To ensure quick progress, according to the chief negotiator, the two nations will classify sensitive items and handle them separately from a third round of talks that will take place in August in China.
“The two sides discussed the scope of the deal and how to set up working groups on each segment. Based on the results, the two countries will work to agree on definitions of sensitive items,” he said.
The sides earlier agreed that the talks on a free trade deal will proceed in two phases, with the handling of sensitive items and the scope of the trade agreement to be mainly discussed first.
Agriculture and fisheries are considered to be the most sensitive sectors for Korea, while China categorizes its manufacturing industries, which include the automobile and machinery sectors, and oil refining, as sensitive.
China is Korea’s largest trading partner, with bilateral trade expected to reach $300 billion by 2015. Since 2008, the nations have held a series of joint feasibility studies on a possible free trade deal and exchanged views on sensitive issues.

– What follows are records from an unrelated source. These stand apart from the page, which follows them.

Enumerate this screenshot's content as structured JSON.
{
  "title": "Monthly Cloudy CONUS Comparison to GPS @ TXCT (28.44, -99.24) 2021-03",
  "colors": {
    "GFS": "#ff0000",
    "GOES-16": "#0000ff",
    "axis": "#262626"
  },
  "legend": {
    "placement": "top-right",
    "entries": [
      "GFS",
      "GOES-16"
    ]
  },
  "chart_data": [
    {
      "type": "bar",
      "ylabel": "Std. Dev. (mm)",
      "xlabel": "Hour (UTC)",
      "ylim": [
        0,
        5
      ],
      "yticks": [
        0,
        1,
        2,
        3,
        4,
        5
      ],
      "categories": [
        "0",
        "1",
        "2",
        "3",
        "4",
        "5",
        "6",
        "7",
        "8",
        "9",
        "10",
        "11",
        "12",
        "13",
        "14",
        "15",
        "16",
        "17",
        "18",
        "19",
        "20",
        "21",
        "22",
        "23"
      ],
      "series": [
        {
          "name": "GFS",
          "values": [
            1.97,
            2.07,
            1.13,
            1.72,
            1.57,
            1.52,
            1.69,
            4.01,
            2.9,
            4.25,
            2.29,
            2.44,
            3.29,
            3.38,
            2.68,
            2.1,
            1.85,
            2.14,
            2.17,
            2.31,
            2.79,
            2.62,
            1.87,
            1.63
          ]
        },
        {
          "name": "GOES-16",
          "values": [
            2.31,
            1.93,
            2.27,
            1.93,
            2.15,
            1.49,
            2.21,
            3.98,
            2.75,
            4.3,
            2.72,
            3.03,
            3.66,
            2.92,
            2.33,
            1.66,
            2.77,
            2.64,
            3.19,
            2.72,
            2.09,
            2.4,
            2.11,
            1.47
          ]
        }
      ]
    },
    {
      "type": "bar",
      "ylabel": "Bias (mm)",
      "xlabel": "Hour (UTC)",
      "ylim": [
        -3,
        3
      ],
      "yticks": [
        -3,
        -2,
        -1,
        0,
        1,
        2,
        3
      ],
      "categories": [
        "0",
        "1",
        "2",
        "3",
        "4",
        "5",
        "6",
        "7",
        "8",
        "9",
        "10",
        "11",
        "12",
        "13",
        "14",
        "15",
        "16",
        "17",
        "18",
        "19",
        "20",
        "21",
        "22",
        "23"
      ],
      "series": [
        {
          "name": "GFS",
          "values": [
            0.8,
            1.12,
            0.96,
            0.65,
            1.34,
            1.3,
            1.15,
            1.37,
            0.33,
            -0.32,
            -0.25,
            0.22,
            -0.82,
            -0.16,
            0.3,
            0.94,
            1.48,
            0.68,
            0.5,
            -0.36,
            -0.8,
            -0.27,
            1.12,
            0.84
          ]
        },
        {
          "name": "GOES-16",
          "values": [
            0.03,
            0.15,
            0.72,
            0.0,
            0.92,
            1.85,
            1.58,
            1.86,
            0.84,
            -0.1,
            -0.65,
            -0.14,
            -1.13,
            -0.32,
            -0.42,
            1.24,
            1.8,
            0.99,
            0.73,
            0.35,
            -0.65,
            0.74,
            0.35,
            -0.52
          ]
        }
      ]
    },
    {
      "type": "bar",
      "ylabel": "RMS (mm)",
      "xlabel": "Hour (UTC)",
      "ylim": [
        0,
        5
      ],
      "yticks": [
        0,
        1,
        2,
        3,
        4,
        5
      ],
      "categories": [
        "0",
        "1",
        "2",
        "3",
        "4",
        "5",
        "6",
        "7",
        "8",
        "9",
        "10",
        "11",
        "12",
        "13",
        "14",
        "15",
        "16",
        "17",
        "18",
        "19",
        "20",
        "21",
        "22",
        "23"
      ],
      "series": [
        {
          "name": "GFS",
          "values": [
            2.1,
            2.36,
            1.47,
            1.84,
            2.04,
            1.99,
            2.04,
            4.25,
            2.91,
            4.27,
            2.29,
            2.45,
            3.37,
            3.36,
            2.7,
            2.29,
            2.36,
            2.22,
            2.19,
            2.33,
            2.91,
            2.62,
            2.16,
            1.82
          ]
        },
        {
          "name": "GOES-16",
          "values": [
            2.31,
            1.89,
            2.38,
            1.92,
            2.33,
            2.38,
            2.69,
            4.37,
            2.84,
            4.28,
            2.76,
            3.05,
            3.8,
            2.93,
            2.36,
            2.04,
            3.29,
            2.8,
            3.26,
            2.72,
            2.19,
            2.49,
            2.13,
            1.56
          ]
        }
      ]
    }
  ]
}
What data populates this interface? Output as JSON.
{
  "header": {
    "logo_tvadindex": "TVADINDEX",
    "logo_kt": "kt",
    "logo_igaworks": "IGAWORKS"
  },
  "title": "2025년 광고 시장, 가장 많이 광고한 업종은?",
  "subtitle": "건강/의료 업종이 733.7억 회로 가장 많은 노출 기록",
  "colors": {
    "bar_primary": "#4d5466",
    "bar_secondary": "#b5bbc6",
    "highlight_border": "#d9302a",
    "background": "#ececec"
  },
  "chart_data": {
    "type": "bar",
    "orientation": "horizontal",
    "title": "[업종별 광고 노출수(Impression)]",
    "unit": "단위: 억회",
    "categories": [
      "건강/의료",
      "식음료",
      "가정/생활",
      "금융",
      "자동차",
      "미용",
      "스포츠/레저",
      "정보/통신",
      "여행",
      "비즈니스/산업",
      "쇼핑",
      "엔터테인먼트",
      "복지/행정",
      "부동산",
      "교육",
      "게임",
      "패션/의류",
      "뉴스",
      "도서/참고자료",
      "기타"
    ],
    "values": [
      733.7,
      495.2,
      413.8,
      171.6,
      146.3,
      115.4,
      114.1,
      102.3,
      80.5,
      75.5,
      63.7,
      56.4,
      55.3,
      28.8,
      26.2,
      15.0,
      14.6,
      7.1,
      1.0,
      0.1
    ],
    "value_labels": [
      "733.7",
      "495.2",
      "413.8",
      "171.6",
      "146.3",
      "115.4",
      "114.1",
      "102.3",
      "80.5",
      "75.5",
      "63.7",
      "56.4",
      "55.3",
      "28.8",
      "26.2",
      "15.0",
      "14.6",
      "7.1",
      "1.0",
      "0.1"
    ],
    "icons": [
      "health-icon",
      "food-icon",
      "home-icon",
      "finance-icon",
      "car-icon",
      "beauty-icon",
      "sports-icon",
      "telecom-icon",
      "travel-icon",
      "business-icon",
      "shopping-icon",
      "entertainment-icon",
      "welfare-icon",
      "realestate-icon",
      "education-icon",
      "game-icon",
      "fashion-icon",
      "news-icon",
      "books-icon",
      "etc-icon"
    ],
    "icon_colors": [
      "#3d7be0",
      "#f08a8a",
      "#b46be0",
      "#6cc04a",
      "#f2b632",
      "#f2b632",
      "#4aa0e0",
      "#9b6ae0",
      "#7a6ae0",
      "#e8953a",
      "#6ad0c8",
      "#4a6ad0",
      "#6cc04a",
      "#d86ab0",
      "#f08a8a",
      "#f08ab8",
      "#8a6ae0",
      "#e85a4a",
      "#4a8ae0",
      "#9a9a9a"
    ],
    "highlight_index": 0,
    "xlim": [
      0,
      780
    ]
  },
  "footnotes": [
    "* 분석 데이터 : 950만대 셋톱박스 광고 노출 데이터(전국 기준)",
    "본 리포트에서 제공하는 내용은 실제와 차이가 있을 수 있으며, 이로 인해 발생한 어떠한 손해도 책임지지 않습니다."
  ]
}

Many experts here worry that a Korea-China FTA could deal a fatal blow to Korean farmers.
The Korea Institute for International Economic Policy (KIEP) said in a recent report that an FTA with China will hit the local farming industry in a way the Korea-U.S. FTA never could.
Under a trade deal with China, the state-run think tank predicts the country could see production in its agriculture and fisheries sectors drop around 14.26 percent from 2005 levels due to an influx of cheaper Chinese products. Under an extreme scenario that both countries decide to remove import tariffs on all agricultural goods, the margin of decline could reach 20 percent, it added.
“The damage to the local farming industry from a Korea-China FTA will be at least twice as big as the damage from the Korea-U.S. FTA,” the KIEP report said.
Another report from the Korea Rural Economic Institute (KREI) projects that the loss in agricultural production due to a Korea-China FTA would be around 2.7 trillion won on the premise of a 50 percent cut in import tariffs on all agricultural products. Chinese agricultural imports will likely surge by more than 200 percent if an FTA goes into effect, the KREI said.